Dairy giant Dale Farm suffers profits slump: Drop blamed on strong pound and tight margins
Dairy giant Dale Farm and parent company United Dairy Farmers have suffered a 50% slump in profits — blamed on tighter margins and the strength of the pound over the euro.
Dale Farm — along with its parent company United Dairy Farmers — saw turnover fall slightly to £421m.
And the entire group's operating profit fell by around 50% to £3.55m, which was blamed on “depressed market returns... made worse by adverse exchange rates with the pound gathering strength versus the euro”.
But on the upside, Dale Farm itself saw a 10% boost in turnover — rising to £320m for the year ending March 2015.
And David Dobbin, Dale Farm’s group chief executive said the “volatility in dairy markets and milk prices reinforces the rationale behind our strategy to grow in added value consumer products and thus deliver a more competitive and stable milk price to our farmers”.
“Dale Farm delivered another year of strong growth however profits were hit by depressed market returns and adverse movements in exchange rates, with the pound gaining significantly in strength versus the euro.

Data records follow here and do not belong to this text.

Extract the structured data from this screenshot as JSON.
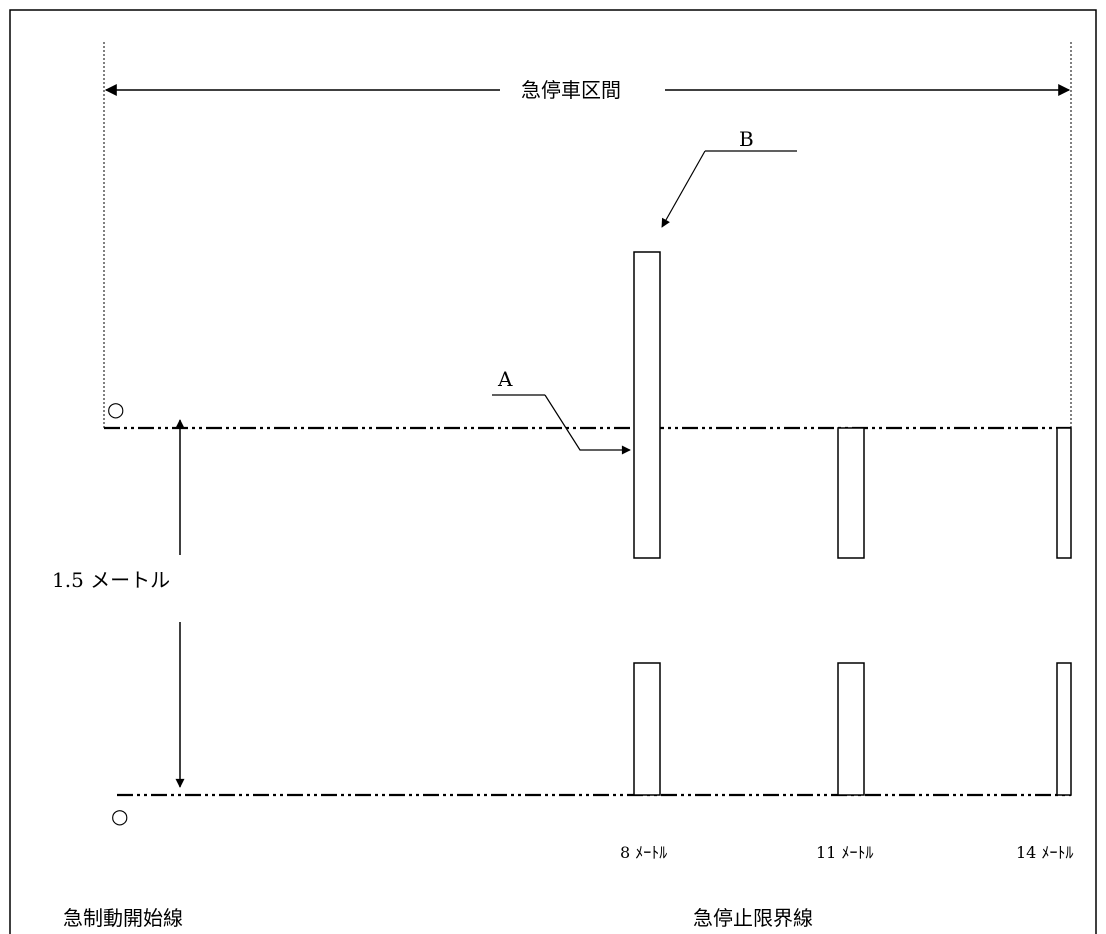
{
  "labels": {
    "section": "急停車区間",
    "marker_b": "B",
    "marker_a": "A",
    "width": "1.5 メートル",
    "dist_8": "8 ﾒｰﾄﾙ",
    "dist_11": "11 ﾒｰﾄﾙ",
    "dist_14": "14 ﾒｰﾄﾙ",
    "start_line": "急制動開始線",
    "stop_line": "急停止限界線",
    "circle_top": "○",
    "circle_bottom": "○"
  }
}
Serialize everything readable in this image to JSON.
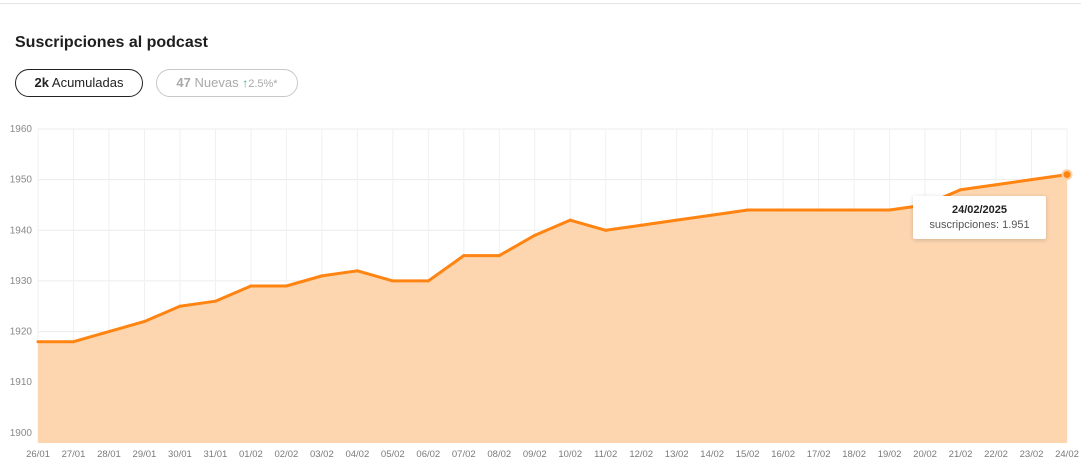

“The outlook for the current year remains difficult with dairy markets continuing to decline as the result of the ongoing global oversupply situation exacerbated by the ending EU dairy quotas in April 2015 which has led to increased output.”
“At the end of March 2015, United reached agreement with the NILGOSC pension scheme to withdraw from the scheme and cap its liabilities eliminating any future risk exposure. This resulted in a one off exceptional net book charge of £1.9m.
During the year, farm gate milk prices “roller-coasted”, according to the firm — starting the year at a high of 32.4p per litre and finishing at 21.4p.
The group said “this reflected a collapse in dairy markets driven by global overproduction in milk, weaker demand from China and a Russian ban on imports of EU dairy produce”.